Он заметил, конечно, что не он один приходит смотреть на женщин, торгующих собой. Зрелые мужчины, а еще чаще юнцы часами стояли перед проститутками, глядя на них в упор. Молодежные проблемы не занимали Русинова больше, но ему не очень понятно было, что делает здесь он, не озверевший от голода и сексуально не озабоченный джентльмен, которому уже далеко за сорок. В конце концов он пришел к выводу, что волновала больше всего преступная доступность (или доступная взгляду преступность) этих женщин. Вот они стоят рядом с тобой, предлагая себя всякому, неизвестно кому, за какую-то сумму, в конце концов не такую уж баснословную (не дороже денег). И вот сейчас подойдет кто-то и все произойдет, просто так, так просто… Русинов, не переставая удивляться собственному консерватизму, продолжал ощущать отчего-то, что все это нехорошо, не по-людски. И хотя при этом обвинял себя в фарисействе, без труда доказывая самому себе, что гораздо, в сущности, постыднее торговать бессмертною душою, своим божественным даром, торговать талантом или словом, чем торговать телом, все же этот непривычный для россиянина вид торговли продолжал бередить его воображение. Нередко он ходил вечерами за бульваром Барбес — по рю де ля Шарбоньер и рю дю Шартр, где африканцы молча и мрачно стояли в очереди перед маленьким отелем. Они входили в отельный бордель и выходили из него так быстро, точно это был телефон-автомат. Да и платили они там гроши — всего тридцать франков. Иногда, в какие-то гиблые вечера, отели эти простаивали, и тогда женщины толпились внизу в вестибюле, полураздетые, зазывая прохожих: «Заходите, месье, тридцать франков! Всего тридцать франков!» Однажды, поздно вечером, когда улица была совсем пустынна и даже зеваки не толпились перед отелем, Русинов вдруг увидел прижатое к дверному стеклу бледное, усталое лицо юной проститутки. Ей было от силы семнадцать, и огромные глаза ее смотрели на испуганного Русинова с ответным испугом. Они простояли так минут пять, друг против друга, разделенные немытым стеклом двери, потом в горле у него вдруг сжалось, и он пошел прочь, унося чистый алмаз сострадания. Вот бы он что еще сделал, будь у него мильон валютой. Он открыл бы для них пансионат-профилакторий «Три дня без секса», с выплатой среднесуточных заработков, с хорошей библиотекой, кинолекторием, с чем еще… Да, с чем? Всегда споткнешься на какой-нибудь глупости: стали бы они читать? Как же…

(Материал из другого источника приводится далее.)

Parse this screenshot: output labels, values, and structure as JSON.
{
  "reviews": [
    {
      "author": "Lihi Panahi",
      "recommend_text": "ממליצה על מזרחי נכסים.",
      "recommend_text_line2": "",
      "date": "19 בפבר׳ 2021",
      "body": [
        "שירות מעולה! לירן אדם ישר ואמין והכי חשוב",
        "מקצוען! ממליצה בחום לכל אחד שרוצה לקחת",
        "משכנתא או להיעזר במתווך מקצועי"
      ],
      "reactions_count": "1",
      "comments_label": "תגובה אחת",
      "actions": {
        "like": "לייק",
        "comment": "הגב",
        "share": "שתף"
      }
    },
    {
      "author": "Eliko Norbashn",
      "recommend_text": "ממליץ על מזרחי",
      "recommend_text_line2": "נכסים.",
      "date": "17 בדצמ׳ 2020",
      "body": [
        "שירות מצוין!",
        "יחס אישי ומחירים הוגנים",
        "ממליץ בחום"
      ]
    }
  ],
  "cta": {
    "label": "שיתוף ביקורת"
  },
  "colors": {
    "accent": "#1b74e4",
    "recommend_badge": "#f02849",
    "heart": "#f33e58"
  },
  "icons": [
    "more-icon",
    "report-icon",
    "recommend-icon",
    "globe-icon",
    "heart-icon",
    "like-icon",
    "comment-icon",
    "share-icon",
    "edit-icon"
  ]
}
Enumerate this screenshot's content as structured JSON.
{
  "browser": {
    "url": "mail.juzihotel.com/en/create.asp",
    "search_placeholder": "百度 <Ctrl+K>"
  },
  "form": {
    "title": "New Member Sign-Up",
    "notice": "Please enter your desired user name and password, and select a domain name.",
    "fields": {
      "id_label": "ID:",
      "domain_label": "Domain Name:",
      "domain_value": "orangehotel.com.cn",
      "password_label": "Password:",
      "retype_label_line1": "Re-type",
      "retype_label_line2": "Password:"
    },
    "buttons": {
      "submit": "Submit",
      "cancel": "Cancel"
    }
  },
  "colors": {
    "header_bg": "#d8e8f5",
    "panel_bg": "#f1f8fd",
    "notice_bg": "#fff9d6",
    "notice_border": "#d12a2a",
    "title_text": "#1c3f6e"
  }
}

Однажды на углу Сен-Дени, у витрины антикварного магазина, он подслушал разговор двух этих женщин. Они говорили о дорогих покупках, о том, что уже куплено и что следует купить, а он слушал, мучительно припоминая что-то, пытаясь понять, поймать ускользающую нить. Вспомнился Усть-Камчатск, убогое скопище бараков, где живут люди, по большей части привлеченные на этот бессолнечный берег тройным окладом жалованья… Садил холодный летний дождь. Среди безбрежной и унылой грязи Русинов шел в толпе по узким деревянным мосткам в сторону пристани, и две женщины позади него вели нескончаемый, как дождь, разговор о здешнем универмаге:
— Мы вчера с пяти утра стояли. Ковры обещали давать. Ковры не завезли. А потом дорожки выбросили и пуфы. Я на всякий случай купила семь штук пуфов, раз уж все равно простояла. Ставить их только некуда, пусть стоят нераспакованные. Манька говорит, до конца месяца еще завезут ковры. И кольца будут давать золотые…
Так что же они будут делать в этом твоем профилактории, мон шер, чем будешь лечить бессмертную душу?
Ладно, Бог с ними, с курвами, а что бы ты еще сделал, будь у тебя мильон? Купил бы на хранение все русские рукописи, чтобы ни одна не пропала, до тех времен, когда можно будет издать? Посылал бы посылки в Россию. Конфеты к чаю всем русским крестьянкам пенсионного возраста. Всем старикам таджикам из дальних кишлаков. Посылал бы детские вещи одиноким матерям в России… Не много же ты пока придумал, мон шер…
Софи была дома. Она встретила его так, словно их семейная жизнь началась давным-давно. И охотно согласилась пойти с ним на обед к русскому другу.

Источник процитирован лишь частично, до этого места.